Isto explica a vitória de Massa nas eleições deste domingo. Nas semanas pré-eleitorais e especialmente no dia da eleição, a máquina peronista começa a funcionar somando votos mediante sua mobilização. A oposição precisa estar muito bem organizada para vencer a estrutura robusta do peronismo ou precisa estar com vantagem confortável para não ser surpreendida.

Javier Milei tem a seu favor o ímpeto de reação, afinal comanda uma campanha baseada no antagonismo e de cunho emocional que se baseia na estratégia de ruptura com as práticas peronistas. Seus 30%, somados ao eleitorado de Patrícia Bullrich, podem lhe entregar a vitória. Conta a seu favor que este eleitorado é frontalmente contrário aos governistas, logo, se Milei se movimentar com habilidade, tem a vitória diante de si.

Em termos de governo, Milei, que elegeu 38 deputados e oito senadores, precisaria dos votos e apoios da coalizão de Bullrich, que elegeu 94, atingindo uma soma que fornece maioria no parlamento para governar. No Senado, juntos não chegam a ter maioria, mas podem chegar perto das 37 cadeiras necessárias. Como vemos, uma aliança que faz sentido não apenas em sentido eleitoral, mas também em termos de governabilidade.

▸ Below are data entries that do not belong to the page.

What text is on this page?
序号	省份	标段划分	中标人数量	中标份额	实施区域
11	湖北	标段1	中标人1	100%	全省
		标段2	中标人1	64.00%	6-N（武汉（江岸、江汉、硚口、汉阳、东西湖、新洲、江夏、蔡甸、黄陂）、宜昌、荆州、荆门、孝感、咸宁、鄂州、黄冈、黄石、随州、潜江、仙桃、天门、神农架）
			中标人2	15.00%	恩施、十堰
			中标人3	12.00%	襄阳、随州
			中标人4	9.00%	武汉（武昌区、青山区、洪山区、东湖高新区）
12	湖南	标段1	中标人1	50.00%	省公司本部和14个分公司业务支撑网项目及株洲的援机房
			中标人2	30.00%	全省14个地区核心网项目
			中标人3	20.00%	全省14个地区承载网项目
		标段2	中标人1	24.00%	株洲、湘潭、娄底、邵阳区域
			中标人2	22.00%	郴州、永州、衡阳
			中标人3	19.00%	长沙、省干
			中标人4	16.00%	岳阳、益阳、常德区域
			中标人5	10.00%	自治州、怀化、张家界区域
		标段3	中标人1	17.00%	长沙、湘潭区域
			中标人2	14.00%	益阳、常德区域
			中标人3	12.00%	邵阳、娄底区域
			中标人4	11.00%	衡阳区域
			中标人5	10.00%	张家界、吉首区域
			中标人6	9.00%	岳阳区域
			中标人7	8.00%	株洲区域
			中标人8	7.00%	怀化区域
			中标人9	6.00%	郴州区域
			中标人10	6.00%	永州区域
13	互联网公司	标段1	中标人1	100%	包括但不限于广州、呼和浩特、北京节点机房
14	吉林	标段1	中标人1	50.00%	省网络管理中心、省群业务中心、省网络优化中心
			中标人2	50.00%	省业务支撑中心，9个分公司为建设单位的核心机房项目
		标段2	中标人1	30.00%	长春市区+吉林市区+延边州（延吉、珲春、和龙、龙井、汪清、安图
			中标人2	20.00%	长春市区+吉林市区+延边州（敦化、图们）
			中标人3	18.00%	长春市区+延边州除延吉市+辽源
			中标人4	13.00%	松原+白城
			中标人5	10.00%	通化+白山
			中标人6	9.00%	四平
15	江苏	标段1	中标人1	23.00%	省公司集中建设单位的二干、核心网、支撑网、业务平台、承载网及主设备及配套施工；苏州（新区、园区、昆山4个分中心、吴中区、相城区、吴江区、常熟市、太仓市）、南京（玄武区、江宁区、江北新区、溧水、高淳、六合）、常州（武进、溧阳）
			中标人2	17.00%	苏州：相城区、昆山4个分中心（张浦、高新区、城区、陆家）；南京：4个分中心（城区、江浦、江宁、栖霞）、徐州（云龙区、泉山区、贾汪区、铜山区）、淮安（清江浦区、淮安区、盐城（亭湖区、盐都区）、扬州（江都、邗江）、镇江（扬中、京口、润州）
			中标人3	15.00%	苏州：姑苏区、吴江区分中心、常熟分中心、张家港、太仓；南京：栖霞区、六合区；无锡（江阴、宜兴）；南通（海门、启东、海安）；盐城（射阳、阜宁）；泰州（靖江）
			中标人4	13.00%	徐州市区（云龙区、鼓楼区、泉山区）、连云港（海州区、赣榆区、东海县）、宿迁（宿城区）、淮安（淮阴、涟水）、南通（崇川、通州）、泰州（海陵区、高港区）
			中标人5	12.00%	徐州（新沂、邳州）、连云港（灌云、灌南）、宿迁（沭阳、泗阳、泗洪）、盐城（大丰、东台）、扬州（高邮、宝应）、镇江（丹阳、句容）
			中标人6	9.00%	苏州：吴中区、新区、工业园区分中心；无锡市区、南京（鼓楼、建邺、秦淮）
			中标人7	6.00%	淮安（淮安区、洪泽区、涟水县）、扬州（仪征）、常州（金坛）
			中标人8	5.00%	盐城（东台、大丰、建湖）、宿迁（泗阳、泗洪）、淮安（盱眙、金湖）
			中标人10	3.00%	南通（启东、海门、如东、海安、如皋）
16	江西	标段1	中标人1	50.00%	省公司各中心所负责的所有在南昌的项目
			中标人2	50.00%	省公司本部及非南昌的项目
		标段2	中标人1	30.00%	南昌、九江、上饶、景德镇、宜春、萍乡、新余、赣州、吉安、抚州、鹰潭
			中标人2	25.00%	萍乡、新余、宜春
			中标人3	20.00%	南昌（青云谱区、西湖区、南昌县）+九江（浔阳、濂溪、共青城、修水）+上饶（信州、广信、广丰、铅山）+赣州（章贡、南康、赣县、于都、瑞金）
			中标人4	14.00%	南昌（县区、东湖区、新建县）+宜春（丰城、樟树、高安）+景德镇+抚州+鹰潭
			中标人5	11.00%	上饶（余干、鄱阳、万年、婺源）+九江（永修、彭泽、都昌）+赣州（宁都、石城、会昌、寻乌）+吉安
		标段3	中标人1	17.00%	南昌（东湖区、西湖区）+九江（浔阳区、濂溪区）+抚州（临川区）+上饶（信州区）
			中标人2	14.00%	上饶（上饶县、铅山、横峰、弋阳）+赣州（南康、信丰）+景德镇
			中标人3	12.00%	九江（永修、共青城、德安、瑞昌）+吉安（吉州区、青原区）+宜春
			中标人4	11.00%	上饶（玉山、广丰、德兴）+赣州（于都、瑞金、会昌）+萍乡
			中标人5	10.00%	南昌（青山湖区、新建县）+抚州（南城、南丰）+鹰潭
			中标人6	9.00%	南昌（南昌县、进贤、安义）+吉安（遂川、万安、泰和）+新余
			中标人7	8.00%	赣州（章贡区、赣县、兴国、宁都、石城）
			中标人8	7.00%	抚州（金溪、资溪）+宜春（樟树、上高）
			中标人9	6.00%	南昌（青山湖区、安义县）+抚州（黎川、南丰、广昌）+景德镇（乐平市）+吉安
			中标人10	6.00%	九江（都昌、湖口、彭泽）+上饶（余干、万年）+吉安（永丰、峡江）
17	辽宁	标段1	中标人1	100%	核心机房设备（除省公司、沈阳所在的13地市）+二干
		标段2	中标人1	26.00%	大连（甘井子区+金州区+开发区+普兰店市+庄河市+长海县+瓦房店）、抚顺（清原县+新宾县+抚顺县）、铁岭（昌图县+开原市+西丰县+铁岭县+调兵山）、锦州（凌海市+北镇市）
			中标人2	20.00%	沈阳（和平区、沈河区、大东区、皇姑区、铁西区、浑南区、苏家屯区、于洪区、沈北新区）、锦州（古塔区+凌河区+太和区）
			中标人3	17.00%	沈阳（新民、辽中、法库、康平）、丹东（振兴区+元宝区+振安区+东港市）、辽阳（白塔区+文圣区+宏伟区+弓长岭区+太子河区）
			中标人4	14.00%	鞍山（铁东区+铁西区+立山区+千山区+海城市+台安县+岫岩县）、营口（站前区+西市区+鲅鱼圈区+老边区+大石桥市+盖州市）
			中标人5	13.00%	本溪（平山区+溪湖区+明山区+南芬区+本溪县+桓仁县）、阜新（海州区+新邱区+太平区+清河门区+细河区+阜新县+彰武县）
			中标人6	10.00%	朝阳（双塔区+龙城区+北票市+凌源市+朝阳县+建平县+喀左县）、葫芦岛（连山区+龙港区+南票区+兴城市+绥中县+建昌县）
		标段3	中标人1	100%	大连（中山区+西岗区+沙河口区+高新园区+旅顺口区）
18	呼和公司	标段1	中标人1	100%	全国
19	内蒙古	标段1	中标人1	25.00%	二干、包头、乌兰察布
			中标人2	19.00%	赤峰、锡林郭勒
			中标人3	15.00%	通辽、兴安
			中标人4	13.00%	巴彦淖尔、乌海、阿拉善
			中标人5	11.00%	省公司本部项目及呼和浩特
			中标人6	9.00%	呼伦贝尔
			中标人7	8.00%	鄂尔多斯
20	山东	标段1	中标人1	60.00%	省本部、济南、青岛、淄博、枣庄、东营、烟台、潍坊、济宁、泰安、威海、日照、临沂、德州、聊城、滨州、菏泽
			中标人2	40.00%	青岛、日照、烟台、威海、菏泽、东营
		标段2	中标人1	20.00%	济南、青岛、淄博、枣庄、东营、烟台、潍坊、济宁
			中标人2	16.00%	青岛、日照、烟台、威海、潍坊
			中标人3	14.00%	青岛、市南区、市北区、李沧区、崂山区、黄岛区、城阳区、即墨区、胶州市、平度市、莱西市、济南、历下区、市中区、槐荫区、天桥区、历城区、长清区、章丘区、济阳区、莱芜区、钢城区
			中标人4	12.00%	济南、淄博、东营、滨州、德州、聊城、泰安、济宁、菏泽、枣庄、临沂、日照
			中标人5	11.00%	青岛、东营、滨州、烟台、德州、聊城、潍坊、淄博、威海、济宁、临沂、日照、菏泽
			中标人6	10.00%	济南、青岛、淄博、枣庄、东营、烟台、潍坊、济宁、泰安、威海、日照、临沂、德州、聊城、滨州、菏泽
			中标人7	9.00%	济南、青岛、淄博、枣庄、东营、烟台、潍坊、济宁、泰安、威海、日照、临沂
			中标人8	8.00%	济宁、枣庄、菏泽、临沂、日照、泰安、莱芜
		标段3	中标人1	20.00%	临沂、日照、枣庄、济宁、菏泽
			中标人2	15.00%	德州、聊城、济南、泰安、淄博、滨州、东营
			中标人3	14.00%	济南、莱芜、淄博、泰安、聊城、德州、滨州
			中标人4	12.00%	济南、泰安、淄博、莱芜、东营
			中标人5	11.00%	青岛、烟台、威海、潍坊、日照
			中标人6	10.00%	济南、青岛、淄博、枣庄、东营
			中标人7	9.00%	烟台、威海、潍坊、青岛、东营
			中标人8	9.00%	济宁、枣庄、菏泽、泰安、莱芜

Sergio Massa certamente carregará consigo os votos dos outros dois candidatos de esquerda, Juan Schiaretti e Myriam Bregman, que somados chegam perto de 10%. Porém, para vencer, Massa precisará ir além destes apoios. O peronismo precisará operar sua mágica e impulsionar sua musculatura para virar o jogo. Será a partida da ação peronista contra a reação ao sistema político impulsionado por Milei. Será uma eleição disputada e o vencedor, seja quem for, assume (além da crise) um país dividido.